For his part, DeSantis, too, viewed the academic movement, which seeks to explain racial divisions, as instead fomenting them.

“I mean, they’re trying to make people view each other based on race. I want to do the opposite. I want to treat people as individuals. I want to treat people based on character. But when you put this curriculum in, it ends up creating more divisions,” he said.

“Over the last many years, maybe decades, understanding what our country was founded on, understanding the civic tradition, the Constitution, all these things, has become very much a lost art,” DeSantis said.
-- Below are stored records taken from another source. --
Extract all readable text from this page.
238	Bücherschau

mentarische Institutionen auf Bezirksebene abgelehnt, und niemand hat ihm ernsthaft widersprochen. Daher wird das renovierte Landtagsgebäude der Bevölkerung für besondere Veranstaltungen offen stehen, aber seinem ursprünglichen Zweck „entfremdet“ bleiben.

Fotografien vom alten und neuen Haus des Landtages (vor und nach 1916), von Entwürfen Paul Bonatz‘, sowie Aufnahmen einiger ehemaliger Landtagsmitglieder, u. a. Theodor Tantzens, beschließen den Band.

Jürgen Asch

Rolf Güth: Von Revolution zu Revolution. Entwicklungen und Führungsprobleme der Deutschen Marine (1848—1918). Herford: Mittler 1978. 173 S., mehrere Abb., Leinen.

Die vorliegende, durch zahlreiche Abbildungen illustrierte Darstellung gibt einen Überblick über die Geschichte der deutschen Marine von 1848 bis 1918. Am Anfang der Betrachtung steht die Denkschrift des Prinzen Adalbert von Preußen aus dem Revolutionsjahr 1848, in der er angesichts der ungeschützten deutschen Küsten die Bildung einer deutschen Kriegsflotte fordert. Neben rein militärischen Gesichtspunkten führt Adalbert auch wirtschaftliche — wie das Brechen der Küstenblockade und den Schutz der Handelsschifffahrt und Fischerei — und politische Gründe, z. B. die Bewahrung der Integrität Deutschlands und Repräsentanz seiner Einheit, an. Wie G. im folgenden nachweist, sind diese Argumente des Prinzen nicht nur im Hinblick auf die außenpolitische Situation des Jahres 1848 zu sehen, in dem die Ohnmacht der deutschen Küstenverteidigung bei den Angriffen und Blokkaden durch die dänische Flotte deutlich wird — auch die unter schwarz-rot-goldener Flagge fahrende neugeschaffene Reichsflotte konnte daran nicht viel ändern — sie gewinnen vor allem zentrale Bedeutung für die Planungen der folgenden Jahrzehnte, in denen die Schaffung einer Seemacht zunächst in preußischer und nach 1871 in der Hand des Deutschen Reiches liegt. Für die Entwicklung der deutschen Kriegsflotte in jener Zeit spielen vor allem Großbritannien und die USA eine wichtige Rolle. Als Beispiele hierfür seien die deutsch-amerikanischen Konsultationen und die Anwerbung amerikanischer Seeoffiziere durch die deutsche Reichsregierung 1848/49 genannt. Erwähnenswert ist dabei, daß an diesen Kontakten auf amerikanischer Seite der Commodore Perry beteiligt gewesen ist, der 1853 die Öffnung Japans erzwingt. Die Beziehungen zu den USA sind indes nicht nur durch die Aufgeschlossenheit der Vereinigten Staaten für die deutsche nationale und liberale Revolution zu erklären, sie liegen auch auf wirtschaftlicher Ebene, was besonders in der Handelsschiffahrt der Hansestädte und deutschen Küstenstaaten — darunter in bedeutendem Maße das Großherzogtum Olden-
“If you go into a lot of these universities now, even, and you want to study some of the foundational principles of our country and our society, it’s a lot harder to find those courses — which would have been in the past something that everyone would be expected to know.

“Instead, they engage in these politicized academic fads and offer courses that reflect what is really ideology, not actual facts. And so, we have an opportunity to get it right.”

Lawmakers get involved

As for last year’s civics education review by the Florida Department of Education, the agency highlighted four themes related to foundational documents, comparative studies of other nations’ governments, civic pride and engagement and citizen rights and responsibilities.

The themes as they are written show no mention of the critical race theory. The department has indicated that it will complete the revisions of civics standards this summer.

Meanwhile, lawmakers are getting involved during the legislative session.

State Sen. Jeff Brandes, a Republican who represents part of Pinellas County, is sponsoring SB 146, which calls for a non-partisan civic literacy practicum for high school students, who would create portfolio regarding issues within their communities and develop plans to address them.

“The purpose of the practicum is to inspire meaningful civic engagement and help students learn how governmental entities at the local, state, or federal level interact with the public which they represent and serve,” the bill reads.

State Rep. Ardian Zika, a Republican who represents part of Pasco County, wants to revise high school civic education to encourage “upright and desirable citizenry.”

Zika’s bill, HB 5, would “help students understand their roles, rights and responsibilities” by adjusting the civic education curriculum to “include a comparative discussion of political ideologies that conflict with the principles of freedom and democracy in the nation’s founding principles.”

The bill language explicitly cites communism and totalitarianism as such conflicting principles.

In addition, the bill includes a section that would integrate “portraits of patriotism” into civic education.

According to the bill language, the portraits would be “diverse individuals who demonstrate civic-minded qualities” and would include “first-person accounts of victims of other nations’ governing philosophies.”